Second, Sanders said that given the pandemic and a massive increase in mail-in voting, state legislatures have to take immediate action to allow mail-in votes to be counted before Election Day—as they come in. Currently, 32 states allow absentee ballots to be processed and counted before Election Day. “All states should do the same,” Sanders said. “The faster all ballots are counted, the less window there is for chaos and conspiracy theories.”

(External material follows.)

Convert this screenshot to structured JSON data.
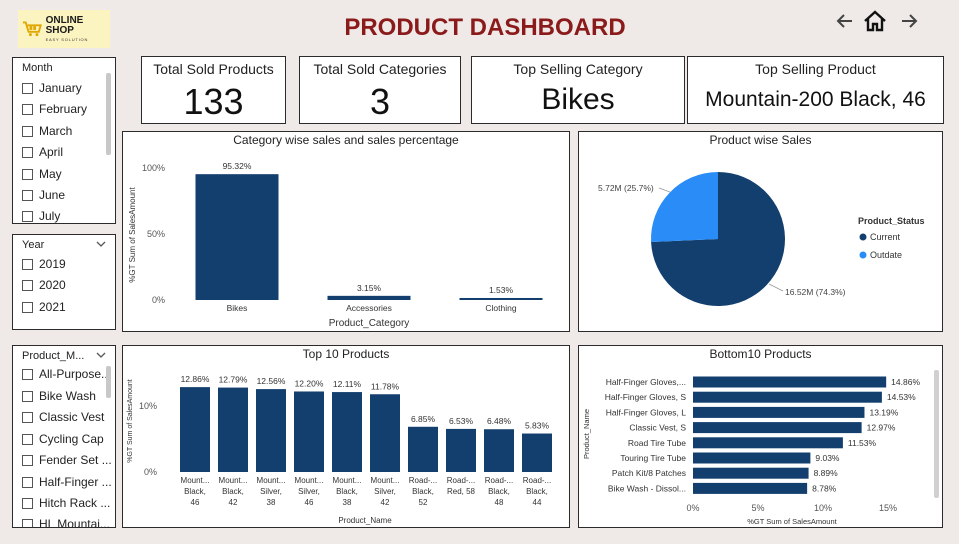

As a third point, he emphasized the duty of the media to prepare the public for a prolonged count. News outlets must communicate that “there is no longer a single election day and that it is very possible that we may not know the results on November 3rd.”
Fourth, he said social media companies have to “finally get their act together and stop people from using their tools to spread disinformation” or to “threaten and harass election officials.”
Fifth, he called for Congress and state legislatures to hold hearings as soon as possible to explain to the public how the process on Election Day and the days that follow will be handled. “As we count every vote, and prevent voter intimidation, everything possible must be done to prevent chaos, disinformation, and even violence.”
Finally, he said that above all else though, all Americans, “no matter what their political persuasion,” must “make it clear that democracy will not be destroyed.”